James is one of the game’s all-time greats.
The 36-year-old is a four-time league MVP and a 16-time All-NBA selection. Not only is James a four-time NBA champion, he’s a four-time NBA Finals MVP and the 2004 rookie of the year. He also ranks third on the all-time scoring list with 34,694 points heading into Wednesday’s game. And in his 18th season, James was averaging 25.2 points, 7.9 rebounds, and 7.4 assists heading into the contest with the Sixers.

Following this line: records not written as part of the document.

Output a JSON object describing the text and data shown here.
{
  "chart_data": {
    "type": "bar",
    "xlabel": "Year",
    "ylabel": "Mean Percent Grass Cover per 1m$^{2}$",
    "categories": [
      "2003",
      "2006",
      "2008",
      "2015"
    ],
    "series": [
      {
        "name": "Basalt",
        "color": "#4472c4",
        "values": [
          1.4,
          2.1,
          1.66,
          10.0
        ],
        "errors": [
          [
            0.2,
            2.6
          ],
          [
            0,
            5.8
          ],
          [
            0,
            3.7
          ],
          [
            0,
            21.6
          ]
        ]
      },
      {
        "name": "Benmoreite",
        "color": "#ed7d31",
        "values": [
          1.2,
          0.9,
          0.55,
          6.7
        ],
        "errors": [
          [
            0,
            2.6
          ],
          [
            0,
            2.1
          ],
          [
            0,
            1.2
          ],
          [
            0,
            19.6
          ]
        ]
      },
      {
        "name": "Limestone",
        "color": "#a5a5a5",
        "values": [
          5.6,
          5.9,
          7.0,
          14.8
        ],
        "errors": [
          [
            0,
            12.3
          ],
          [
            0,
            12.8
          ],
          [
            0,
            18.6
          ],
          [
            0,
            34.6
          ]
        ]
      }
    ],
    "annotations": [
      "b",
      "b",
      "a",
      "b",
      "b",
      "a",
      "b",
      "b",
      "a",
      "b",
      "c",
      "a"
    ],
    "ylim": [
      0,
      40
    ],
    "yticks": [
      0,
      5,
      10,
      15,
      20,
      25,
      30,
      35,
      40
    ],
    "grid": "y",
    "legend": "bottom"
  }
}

Meanwhile, Simmons is a two-time All-Star, a 2020 first-team All-Defensive performer, 2020 third-team All-NBA selection, and the 2018 rookie of the year. He averaged 12.8 points, 8.4 rebounds, and 7.9 assists.
“Ben is still learning the game, and he’s still very good,” Green said. “But he still has a long way to go if he wants to be in that realm.
“This is an unfair comparison for anybody, let alone Ben. Ben has the tools and the potential to be that.”
Before the game, Rivers took time to pay respect for Sekou Smith, a longtime NBA reporter and analyst, who died Tuesday of complications from COVID-19.
“It was a really sad day yesterday,” Rivers said to the media. “When you factor in the [the anniversary of Kobe Bryant’s death], Sekou’s passing, just from me to his and to all his friends; you guys were probably closer to him than I was. I just want to say, I’m thinking about all of you. That was a tough one.”
Green also commented on Smith’s passing.
“Rest in peace Sekou Smith,” he said. “We lost a lot of greats. This COVID thing is no joke.
“You can’t do much more than urge people to take this serious, wear your mask, wash your hands, be safe, keep getting tested.”